Le chat semblait légèrement déprimé par le mauvais latin de sa lectrice. Il fixa ses lunettes brisées et se demanda en bon chat philosophe si c'était toujours à cause des fourmis. Lui, il savait bien que la vielle dame avait fait le même rêve. Elle le faisait depuis sa jeunesse. La même ennuyeuse conversation avec un ange lui annonçant le jour de sa mort. At this point I have a curious confession to make. You will laugh – but exactly and truly I somehow never managed to find out quite exactly what the real dream was about. I do know not it yet. Oh, I have learned a few odds and ends.

- Quel est ton nom chaton? - Ulysse. La vielle dame regarda le nom de l’auteur Ulysse. Elle éclata de rire : - Décidément tout le monde y est Ulysse! - C’est vrai, lui répondit le chat, je suis lui et il est moi. Toujours est-il qu'il y a plus de chat que d'Ulysse cette ville. - Et ça tourne en rond, cria la dame en écartant soudain ses bras et en tourbillonnant dans la pièce comme un gyroscope.

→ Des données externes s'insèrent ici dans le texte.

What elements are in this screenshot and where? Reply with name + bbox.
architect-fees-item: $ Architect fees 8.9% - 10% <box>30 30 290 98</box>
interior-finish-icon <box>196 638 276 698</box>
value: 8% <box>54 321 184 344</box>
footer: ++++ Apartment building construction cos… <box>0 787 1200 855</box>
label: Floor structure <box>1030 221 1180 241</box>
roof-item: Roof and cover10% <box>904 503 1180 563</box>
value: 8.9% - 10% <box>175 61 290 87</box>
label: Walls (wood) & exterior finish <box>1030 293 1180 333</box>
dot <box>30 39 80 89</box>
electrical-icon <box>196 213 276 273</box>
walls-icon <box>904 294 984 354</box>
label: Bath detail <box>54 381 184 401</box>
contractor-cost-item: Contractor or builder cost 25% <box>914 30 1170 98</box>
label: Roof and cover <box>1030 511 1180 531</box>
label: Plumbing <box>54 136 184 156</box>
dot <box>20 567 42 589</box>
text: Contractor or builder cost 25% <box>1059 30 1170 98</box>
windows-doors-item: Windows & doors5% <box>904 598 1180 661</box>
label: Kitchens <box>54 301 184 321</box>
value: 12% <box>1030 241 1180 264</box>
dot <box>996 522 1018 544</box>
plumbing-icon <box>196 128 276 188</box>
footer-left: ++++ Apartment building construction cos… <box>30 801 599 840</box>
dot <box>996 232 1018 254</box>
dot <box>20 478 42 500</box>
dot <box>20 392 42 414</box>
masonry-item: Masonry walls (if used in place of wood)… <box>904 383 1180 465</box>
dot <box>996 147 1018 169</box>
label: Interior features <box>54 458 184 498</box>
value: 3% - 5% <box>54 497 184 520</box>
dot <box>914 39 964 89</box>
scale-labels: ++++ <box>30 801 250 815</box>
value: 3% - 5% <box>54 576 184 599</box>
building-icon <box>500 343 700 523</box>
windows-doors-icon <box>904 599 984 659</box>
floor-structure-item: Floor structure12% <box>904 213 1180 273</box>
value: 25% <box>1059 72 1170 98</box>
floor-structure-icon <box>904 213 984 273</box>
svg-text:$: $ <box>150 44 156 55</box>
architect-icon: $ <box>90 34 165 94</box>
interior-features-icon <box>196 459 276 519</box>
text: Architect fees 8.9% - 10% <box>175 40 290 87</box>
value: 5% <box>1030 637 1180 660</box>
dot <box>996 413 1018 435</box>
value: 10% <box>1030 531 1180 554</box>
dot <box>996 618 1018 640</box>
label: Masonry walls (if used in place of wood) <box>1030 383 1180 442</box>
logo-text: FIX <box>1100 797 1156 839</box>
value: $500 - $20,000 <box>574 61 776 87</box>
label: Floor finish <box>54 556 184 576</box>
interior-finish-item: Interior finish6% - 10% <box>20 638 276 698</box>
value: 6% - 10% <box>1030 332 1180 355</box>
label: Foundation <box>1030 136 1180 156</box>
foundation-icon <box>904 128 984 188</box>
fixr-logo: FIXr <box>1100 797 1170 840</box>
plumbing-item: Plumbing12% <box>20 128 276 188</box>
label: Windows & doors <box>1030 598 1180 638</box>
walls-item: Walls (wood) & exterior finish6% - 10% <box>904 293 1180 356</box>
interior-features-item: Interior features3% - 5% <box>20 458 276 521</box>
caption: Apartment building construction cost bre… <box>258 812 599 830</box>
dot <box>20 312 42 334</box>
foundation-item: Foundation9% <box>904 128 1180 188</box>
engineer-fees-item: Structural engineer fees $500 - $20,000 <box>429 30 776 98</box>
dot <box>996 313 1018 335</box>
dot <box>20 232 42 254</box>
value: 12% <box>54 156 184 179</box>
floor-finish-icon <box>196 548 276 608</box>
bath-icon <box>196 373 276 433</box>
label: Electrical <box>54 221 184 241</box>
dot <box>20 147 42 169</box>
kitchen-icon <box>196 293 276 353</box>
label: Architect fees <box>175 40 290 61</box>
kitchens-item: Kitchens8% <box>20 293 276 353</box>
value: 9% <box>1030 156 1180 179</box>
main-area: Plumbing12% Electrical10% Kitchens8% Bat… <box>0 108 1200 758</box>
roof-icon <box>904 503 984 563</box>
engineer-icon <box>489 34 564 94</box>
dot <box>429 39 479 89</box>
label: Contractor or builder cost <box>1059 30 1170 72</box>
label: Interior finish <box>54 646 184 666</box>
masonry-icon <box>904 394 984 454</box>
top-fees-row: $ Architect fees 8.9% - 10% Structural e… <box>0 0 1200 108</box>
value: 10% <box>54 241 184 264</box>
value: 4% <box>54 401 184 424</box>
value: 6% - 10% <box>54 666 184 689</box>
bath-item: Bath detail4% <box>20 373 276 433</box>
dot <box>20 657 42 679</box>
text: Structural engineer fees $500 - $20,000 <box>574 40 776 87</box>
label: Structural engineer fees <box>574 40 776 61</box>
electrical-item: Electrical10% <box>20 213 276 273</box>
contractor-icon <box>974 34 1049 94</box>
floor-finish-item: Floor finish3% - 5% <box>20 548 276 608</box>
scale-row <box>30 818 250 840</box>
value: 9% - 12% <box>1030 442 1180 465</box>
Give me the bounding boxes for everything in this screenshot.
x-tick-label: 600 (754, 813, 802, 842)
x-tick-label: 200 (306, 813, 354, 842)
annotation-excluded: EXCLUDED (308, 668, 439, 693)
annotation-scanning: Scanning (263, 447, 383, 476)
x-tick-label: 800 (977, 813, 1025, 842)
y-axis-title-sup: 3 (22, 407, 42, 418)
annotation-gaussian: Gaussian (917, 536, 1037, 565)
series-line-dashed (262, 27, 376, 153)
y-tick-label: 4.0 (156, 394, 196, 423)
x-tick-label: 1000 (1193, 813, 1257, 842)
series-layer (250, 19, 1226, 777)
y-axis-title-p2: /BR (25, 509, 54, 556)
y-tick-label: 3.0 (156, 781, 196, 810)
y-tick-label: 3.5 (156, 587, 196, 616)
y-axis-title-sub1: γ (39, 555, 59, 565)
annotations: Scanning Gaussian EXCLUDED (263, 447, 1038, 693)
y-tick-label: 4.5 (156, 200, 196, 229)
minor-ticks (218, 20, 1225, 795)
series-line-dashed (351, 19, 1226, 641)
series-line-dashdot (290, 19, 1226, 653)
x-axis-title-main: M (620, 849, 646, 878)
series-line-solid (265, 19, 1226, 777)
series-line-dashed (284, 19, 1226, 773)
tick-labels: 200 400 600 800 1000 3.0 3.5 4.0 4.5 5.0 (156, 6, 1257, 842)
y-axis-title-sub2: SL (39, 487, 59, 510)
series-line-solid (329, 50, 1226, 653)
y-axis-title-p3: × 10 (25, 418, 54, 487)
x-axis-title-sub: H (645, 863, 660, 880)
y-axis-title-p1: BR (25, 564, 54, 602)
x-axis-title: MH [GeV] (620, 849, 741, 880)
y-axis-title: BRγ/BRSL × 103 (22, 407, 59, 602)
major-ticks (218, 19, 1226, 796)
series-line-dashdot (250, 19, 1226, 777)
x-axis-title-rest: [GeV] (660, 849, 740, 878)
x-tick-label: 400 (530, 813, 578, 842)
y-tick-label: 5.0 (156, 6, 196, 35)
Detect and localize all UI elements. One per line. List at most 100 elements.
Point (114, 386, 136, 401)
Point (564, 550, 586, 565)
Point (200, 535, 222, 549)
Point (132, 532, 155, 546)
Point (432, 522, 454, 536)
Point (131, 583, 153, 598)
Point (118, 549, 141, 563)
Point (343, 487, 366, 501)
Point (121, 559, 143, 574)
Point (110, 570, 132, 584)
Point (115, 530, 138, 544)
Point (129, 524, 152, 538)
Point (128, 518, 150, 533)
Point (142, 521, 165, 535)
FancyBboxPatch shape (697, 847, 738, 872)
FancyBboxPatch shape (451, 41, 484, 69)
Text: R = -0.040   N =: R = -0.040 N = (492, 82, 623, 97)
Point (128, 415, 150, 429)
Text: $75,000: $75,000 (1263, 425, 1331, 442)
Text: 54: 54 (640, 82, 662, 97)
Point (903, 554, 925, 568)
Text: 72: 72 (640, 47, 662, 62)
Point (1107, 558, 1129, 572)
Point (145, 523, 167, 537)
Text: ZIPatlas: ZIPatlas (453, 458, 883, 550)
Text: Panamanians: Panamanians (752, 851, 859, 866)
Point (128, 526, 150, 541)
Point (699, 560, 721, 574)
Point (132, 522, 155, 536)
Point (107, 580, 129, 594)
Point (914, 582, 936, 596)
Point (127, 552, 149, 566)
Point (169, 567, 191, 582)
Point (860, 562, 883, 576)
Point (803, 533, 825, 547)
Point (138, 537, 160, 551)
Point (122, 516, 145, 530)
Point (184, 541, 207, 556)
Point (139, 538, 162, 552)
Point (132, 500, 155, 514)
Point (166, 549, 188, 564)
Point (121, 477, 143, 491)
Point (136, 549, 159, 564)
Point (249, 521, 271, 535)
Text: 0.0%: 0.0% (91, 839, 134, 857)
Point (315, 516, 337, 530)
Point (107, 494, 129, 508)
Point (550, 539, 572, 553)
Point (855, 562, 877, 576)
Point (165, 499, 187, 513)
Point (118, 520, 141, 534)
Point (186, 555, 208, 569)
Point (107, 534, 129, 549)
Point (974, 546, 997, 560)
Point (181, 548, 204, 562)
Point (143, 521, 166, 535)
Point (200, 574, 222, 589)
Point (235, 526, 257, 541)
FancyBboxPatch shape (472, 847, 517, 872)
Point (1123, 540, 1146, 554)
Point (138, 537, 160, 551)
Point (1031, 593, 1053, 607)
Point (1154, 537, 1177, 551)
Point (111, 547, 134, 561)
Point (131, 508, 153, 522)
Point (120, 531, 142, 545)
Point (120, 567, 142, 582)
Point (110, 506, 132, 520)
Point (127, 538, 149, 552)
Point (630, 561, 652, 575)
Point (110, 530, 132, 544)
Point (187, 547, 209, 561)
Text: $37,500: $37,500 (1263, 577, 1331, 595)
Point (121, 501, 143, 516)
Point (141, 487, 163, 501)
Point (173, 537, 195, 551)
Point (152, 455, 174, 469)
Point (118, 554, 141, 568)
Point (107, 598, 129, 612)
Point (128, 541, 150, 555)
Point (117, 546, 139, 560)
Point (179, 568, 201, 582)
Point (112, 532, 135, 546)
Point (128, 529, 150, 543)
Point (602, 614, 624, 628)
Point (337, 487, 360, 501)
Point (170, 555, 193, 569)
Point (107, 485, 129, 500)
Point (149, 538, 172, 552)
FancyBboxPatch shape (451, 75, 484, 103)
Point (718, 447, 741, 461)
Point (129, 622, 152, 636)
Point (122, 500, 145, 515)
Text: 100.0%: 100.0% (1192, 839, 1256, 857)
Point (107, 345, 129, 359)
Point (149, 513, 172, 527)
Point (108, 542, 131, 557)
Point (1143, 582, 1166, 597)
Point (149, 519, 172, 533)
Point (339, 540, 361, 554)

- Je suis Miss Havisham. Je le dis de mon plein gré. Oui. Ce n’est pas mon véritable nom. Non. Certes, mon esprit n’est pas tout ce qu’il devait être. Mais cela on n'y peut rien. Non. Pas du tout. Pas dans ce rêve que je n'arrive pas à transcrire en tout cas. On ne peut plus transcrire ses propres rêves à cause de cette humidité morbide qui fait fondre l'encre. J’ai soixantequatrevingtdixneufseize ans. Je suis la proie d’une continue immaturité affective. Hier soir j’ai déchiré ma robe en papier-mâché et ce matin je vais m'en faire une autre en tissu bénigne. Je me lève à six heures du matin depuis le dernier solstice de notre cher pape. Et je ne pris plus. Je lis le même livre. Parfois à tâtons, parfois à l’inverse, mais toujours avec une constante curiosité. J’aime les confessions et les infusions. Je ne suis pas un papillon même si j'ai vu la lumière du jour aux tropiques. Pourtant pendant mon enfance on m'a bien appris faire le passo doble et depuis chaque dimanche matin je trempe le violon dans le lait vierge de la fille du laitier. (Dommage qu'on ne soit que Samedi...) Je ne suis qu’une pale ombre de ce que mon auteur veut que je sois c'est pour cela que j'ai du mal à trouver ma place dans son théâtre clair-obscur. Mon voisin parle souvent aux statues, celui d'en haut attend son Alice, qui ne se laisse jamais inviter à prendre une bonne tasse de pluie. Cette pauvre fille habite au deuxième. Elle se promène nu pied et enseigne la langue de bois aux apprentis maniaques. Elle leurs fait du riz aux plumes sans pour autant déplumer les cygnes du lac.
Il y a des villes qui ont un goût de malheur. On les reconnaît dès que l’on avale un peut de leur air usagé et stagnant, aussi appauvri et humide que la vieillesse. La vielle dame se perdait dans le labyrinthe de glaces. Le chat se coucha sur la table en écoutant les propos philosophiques de Miss Havisham. 
Il pleuvait toujours sur les rues vides et la même voix rauque repris la lecture... 

Hos super aduenit Volsca de gente Camilla
agmen agens equitum et florentis aere cateruas,
belatrix, non illa colo calathisue Mineruae
femineas adsueta manus, sed proelia uirgo
dura pati cursuque pedum praeuertere uentos.